Liquid End. The liquid end design and materials of construction are determined by the service conditions and the nature of the fluid to be handled. Temperature, flow rate, fluid viscosity, corrosiveness and other factors are considered.

Drive Mechanism. The drive mechanism translates the rotary motion of the driver into reciprocating movement. Industrial-duty pumps will submerge this portion of the pump in an oil bath to ensure reliability during continuous operation.

Flow Adjustment. Pump flow rate is adjustable by varying stroke length, effective stroke length or stroking speed. Most metering pumps are supplied with a micrometer screw adjustment.
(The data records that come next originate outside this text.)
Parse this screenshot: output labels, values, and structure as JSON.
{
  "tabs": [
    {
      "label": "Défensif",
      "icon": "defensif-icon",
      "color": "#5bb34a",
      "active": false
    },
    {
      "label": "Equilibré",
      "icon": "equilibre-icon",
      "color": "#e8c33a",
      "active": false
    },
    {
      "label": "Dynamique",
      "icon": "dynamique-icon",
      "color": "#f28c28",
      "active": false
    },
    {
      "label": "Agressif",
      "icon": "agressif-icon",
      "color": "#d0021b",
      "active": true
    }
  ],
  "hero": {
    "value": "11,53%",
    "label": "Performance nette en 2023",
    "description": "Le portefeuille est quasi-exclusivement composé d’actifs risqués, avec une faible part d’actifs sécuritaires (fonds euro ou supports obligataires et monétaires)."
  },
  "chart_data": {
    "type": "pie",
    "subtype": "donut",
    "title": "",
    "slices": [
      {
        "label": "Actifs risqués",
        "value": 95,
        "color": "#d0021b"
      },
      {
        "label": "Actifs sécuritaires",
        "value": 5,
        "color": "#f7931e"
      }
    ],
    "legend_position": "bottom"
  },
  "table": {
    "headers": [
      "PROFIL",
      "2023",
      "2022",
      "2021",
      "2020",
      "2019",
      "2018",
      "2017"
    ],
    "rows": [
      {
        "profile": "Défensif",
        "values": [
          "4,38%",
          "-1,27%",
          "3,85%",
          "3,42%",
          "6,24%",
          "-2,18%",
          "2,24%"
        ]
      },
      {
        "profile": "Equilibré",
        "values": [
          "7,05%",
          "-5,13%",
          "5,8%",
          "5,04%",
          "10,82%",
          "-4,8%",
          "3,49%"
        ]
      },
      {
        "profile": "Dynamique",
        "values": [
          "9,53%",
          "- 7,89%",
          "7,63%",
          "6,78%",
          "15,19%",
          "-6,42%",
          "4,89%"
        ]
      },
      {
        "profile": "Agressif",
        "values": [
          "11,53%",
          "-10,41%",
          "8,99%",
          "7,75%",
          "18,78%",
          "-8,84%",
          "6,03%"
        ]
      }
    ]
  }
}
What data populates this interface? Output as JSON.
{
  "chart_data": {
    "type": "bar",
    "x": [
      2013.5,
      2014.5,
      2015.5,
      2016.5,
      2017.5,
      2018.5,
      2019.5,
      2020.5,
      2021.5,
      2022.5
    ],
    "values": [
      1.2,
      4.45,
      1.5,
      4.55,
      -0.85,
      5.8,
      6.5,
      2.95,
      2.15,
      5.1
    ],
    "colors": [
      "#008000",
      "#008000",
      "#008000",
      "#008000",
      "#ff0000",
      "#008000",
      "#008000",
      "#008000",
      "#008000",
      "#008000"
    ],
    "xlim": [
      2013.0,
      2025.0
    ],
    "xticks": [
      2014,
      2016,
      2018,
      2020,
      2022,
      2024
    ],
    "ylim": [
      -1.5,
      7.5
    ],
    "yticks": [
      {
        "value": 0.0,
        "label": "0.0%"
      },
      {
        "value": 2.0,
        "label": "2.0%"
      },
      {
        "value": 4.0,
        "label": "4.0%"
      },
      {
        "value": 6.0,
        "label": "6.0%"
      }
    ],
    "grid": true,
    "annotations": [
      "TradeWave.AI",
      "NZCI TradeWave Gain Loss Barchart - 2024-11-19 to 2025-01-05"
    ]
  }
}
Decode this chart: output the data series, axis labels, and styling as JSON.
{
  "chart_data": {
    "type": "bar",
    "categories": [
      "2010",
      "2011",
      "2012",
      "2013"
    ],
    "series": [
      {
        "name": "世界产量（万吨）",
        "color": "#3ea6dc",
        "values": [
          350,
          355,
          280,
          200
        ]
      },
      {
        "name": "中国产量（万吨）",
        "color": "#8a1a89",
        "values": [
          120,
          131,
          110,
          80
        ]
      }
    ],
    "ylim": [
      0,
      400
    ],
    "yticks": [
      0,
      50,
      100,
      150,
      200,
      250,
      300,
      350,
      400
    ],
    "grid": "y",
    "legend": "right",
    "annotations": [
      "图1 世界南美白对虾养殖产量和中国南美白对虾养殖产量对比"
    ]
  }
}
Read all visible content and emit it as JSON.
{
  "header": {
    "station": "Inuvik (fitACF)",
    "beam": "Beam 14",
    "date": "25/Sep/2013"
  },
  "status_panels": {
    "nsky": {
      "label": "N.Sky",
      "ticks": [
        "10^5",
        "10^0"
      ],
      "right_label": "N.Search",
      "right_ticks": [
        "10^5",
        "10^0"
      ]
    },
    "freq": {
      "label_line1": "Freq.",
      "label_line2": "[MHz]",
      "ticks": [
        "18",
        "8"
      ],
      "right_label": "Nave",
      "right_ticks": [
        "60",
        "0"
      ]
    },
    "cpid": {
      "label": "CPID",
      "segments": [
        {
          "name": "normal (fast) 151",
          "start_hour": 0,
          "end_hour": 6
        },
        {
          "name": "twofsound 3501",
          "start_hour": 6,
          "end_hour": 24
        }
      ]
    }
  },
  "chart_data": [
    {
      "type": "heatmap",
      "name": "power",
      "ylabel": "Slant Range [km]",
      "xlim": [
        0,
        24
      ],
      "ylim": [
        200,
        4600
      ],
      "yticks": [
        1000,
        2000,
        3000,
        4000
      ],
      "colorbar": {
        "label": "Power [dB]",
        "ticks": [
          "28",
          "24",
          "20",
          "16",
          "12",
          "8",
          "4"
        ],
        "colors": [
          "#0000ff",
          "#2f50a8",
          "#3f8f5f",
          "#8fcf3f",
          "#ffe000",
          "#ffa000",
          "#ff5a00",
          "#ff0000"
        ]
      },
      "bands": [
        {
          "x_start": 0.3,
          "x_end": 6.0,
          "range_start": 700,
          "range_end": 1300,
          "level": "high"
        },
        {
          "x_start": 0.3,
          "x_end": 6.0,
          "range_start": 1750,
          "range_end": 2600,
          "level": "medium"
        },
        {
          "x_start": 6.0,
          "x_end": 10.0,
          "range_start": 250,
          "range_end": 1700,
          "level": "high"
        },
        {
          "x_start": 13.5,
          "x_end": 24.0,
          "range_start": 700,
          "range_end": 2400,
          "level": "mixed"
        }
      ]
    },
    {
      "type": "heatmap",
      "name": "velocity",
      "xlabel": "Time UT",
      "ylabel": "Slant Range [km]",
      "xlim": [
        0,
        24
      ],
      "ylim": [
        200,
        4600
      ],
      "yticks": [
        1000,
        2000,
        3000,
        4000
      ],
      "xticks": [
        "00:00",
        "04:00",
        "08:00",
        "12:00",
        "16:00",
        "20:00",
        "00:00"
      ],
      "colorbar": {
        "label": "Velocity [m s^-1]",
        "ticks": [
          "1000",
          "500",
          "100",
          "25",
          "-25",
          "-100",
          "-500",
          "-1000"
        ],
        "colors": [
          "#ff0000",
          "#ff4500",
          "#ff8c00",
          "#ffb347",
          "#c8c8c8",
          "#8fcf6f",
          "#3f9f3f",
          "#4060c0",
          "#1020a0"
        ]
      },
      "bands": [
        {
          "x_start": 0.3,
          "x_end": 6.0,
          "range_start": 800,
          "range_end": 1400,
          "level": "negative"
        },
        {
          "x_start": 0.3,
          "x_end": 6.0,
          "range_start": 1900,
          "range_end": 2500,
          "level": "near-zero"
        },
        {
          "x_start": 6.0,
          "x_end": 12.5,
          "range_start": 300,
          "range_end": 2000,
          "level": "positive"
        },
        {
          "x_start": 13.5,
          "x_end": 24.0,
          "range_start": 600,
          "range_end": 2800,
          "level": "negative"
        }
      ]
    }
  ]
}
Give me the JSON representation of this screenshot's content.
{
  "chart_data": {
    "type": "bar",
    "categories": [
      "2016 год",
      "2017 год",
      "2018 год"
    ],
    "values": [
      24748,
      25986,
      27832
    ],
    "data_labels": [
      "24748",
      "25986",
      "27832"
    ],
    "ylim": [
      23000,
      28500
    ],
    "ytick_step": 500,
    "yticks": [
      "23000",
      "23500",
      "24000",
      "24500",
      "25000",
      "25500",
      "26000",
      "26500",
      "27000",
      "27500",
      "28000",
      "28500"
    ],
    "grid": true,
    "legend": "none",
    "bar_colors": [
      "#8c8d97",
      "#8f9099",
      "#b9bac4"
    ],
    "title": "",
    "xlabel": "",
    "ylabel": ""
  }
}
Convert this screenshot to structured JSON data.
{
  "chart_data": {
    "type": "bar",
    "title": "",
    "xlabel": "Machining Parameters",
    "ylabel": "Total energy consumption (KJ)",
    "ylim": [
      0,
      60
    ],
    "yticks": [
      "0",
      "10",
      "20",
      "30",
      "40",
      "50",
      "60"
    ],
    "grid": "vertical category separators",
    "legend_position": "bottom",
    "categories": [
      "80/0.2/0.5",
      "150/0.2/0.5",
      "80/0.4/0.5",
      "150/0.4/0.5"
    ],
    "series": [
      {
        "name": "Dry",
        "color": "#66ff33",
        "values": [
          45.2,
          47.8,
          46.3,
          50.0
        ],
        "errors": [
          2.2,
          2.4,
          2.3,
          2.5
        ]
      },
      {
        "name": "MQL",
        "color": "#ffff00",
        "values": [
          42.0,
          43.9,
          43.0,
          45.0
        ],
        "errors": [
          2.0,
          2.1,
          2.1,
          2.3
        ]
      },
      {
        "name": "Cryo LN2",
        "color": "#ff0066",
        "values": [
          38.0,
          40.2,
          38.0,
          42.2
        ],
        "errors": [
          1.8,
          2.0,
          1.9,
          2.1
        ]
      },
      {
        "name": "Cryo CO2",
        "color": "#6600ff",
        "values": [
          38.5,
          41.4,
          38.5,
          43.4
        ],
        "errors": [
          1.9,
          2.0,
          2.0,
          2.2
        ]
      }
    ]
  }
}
The micrometer also can be replaced by an electronic or pneumatic actuator to adjust pump flow rate in response to a process signal.

Figure 4. Even though the flow vs. stroke characteristic curve is linear, it is not necessarily proportional. By measuring flow at two stroke settings, plotting both points and drawing a straight line through them, other flow rates vs. stroke can be predicted accurately.

Metering Pump Characteristics

The pumping action is developed by a reciprocating piston. This reciprocating motion develops a flow sine wave. Actual flow rate is determined by a formula (figure 2). Unlike centrifugal pumps, flow rate is not greatly affected by changes in discharge pressure (figure 3).

The metering pump flow vs. stroke characteristic curve is linear. It is not, however, necessarily proportional, in that a 50 percent stroke setting may not equal 50 percent flow. This is due to the fact that the calibration line may not pass through 0 on both axes simultaneously. By measuring flow at two stroke settings, plotting both points and drawing a straight line through them, other flow rates vs. stroke can be predicted accurately. The steady-state accuracy of a correctly installed industrial-grade metering pump generally is +/-1 percent or better (figure 4).

Although a metering pump generally can be adjusted to pump at any flow rate between zero and its maximum capacity, its accuracy is measured over a range determined by the pump's turndown ratio. Most metering pumps have a turndown ratio of 10 to 1, which means that the pump is within its accuracy rating anywhere between 10 percent and 100 percent of capacity. Metering pumps that offer high accuracy and a turndown ratio as high as of 100 to 1 are available from some manufacturers.